Week-ending 2 April 2021

This week, Grigory Vinter, the head of the branch of the recently dissolved nationwide human rights organisation For Human Rights, was sentenced to two years of “limited freedom” under parole-like conditions on a charge of distributing false information about the coronavirus. He was found guilty of posting “false” information on the VKontakte social network about the purported transfer of a group of convicts with coronavirus-like symptoms from St. Petersburg to the Vologda region. He was also convicted of ‘insulting a police officer. Vinter has said he was tortured while held on remand.
The human rights NGO, For Human Rights, that was closed down at the beginning of March this year was a network organisation with branches thoughout Russia. Deutsche Welle, reporting on an inteview with Lev Ponomarev, director of For Human Rights, the day after Ponomarev annouced the closure on 2 March 2021, reported: ‘Ponomarev says the movement unites about 1,000 activists across Russia. Now he has been declared a “foreign agent,” he says, those activists will no longer officially be united under the umbrella of his organization. “The brand For Human Rights and even my name as a fairly well-known figure used to help them. But now it will get in their way,” he says. On Tuesday, Ponomarev announced that he is dissolving the movement to avoid its being labeled a foreign agent, which would lead to fines for the regional activists. “The authorities have not yet taken the decision that this national public organization is a foreign agent. But I don’t want to wait for that. To me it is obvious that that will happen,” he tells DW. “They are doomed because I am the chairman of this movement and I have the stigma of being an individual foreign agent.” Ponomarev insists his activists across Russia will continue their work and that he will support them. “I am liquidating the organization in order to keep working effectively,” he explains, laughing at the absurdity of the situation.
Sources:
RFE/RL, 31 March 2021: A noted human rights activist in the northwestern Russian city of Cherepovets has been sentenced to two years of “limited freedom” under parole-like conditions on a charge of distributing false information about the coronavirus. The leader of the For Human Rights movement’s branch in the Vologda region, Grigory Vinter, said on March 31 that the sentence forbids him from changing his permanent address and orders him to report to a parole officer twice a month. Vinter was found guilty of posting “false” information on the VKontakte social network about the purported transfer of a group of convicts with coronavirus-like symptoms from Russia’s second city, St. Petersburg, to the Vologda region in 2020. He was also found guilty of insulting police during a search of his apartment in May. Vinter says he will appeal the court’s ruling. Vinter has said that he was tortured with an electric shock device while in a detention center in Cherepovets in December, a charge that the Federal Penitentiary Service has denied.

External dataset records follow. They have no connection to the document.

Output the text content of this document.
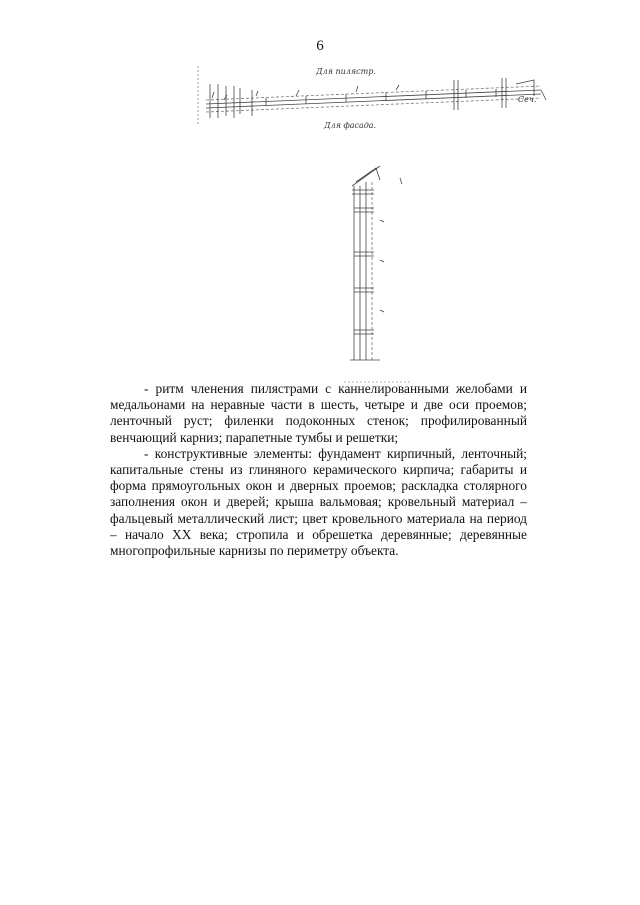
6
Для пилястр.
Для фасада.
Сеч.

- ритм членения пилястрами с каннелированными желобами и медальонами на неравные части в шесть, четыре и две оси проемов; ленточный руст; филенки подоконных стенок; профилированный венчающий карниз; парапетные тумбы и решетки;

- конструктивные элементы: фундамент кирпичный, ленточный; капитальные стены из глиняного керамического кирпича; габариты и форма прямоугольных окон и дверных проемов; раскладка столярного заполнения окон и дверей; крыша вальмовая; кровельный материал – фальцевый металлический лист; цвет кровельного материала на период – начало XX века; стропила и обрешетка деревянные; деревянные многопрофильные карнизы по периметру объекта.
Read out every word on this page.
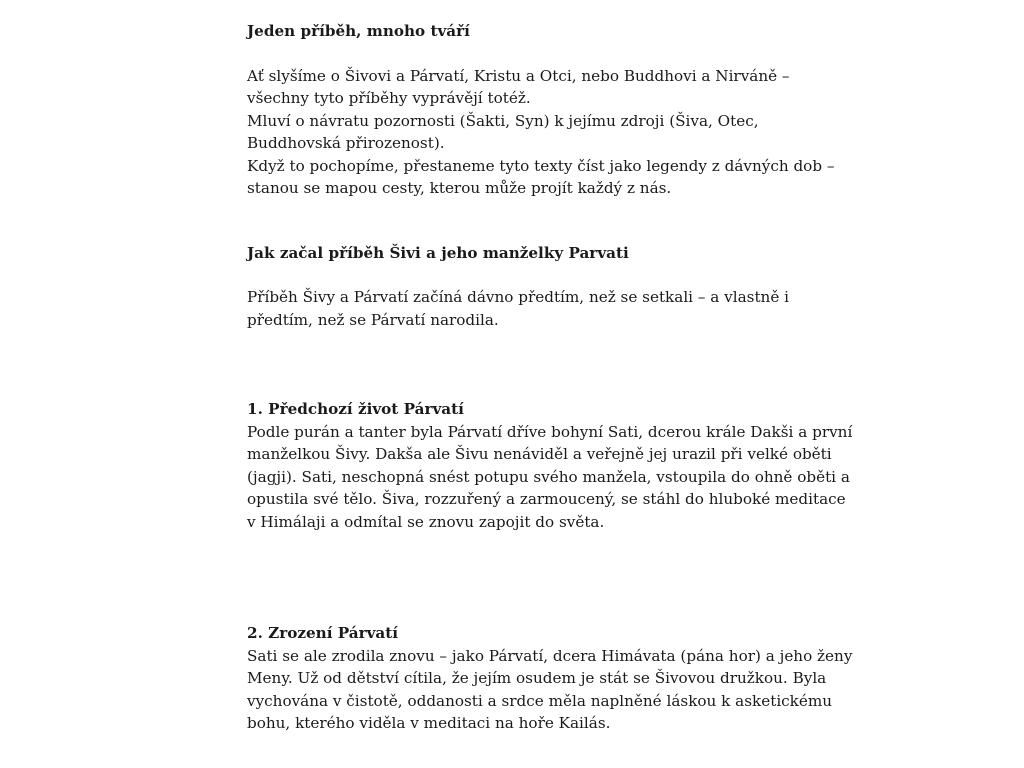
Jeden příběh, mnoho tváří

Ať slyšíme o Šivovi a Párvatí, Kristu a Otci, nebo Buddhovi a Nirváně –
všechny tyto příběhy vyprávějí totéž.
Mluví o návratu pozornosti (Šakti, Syn) k jejímu zdroji (Šiva, Otec,
Buddhovská přirozenost).
Když to pochopíme, přestaneme tyto texty číst jako legendy z dávných dob –
stanou se mapou cesty, kterou může projít každý z nás.

Jak začal příběh Šivi a jeho manželky Parvati

Příběh Šivy a Párvatí začíná dávno předtím, než se setkali – a vlastně i
předtím, než se Párvatí narodila.

1. Předchozí život Párvatí

Podle purán a tanter byla Párvatí dříve bohyní Sati, dcerou krále Dakši a první
manželkou Šivy. Dakša ale Šivu nenáviděl a veřejně jej urazil při velké oběti
(jagji). Sati, neschopná snést potupu svého manžela, vstoupila do ohně oběti a
opustila své tělo. Šiva, rozzuřený a zarmoucený, se stáhl do hluboké meditace
v Himálaji a odmítal se znovu zapojit do světa.

2. Zrození Párvatí

Sati se ale zrodila znovu – jako Párvatí, dcera Himávata (pána hor) a jeho ženy
Meny. Už od dětství cítila, že jejím osudem je stát se Šivovou družkou. Byla
vychována v čistotě, oddanosti a srdce měla naplněné láskou k asketickému
bohu, kterého viděla v meditaci na hoře Kailás.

Deutsche Welle, 3 March 2021: Veteran human rights activist Lev Ponomarev has announced the dissolution of his For Human Rights movement. He was recently labeled a “foreign agent” himself, as authorities turn up the pressure on perceived enemies.
Radio Svoboda [via Rights in Russia], 2 March 2021, Russian human rights activist Lev Ponomarev announced the definitive liquidation of the For Human Rights civil society organisation due to the tightening of the legislation on foreign agents. Since Russia’s Supreme Court liquidated the all-Russian ‘For Human Rights’ movement in November 2019, the human rights organisation has existed without a legal entity. At the end of 2020, a law was passed enabling individuals to be classified as foreign agents. Five individuals were the first to be entered on the register, one of them being Lev Ponomarev.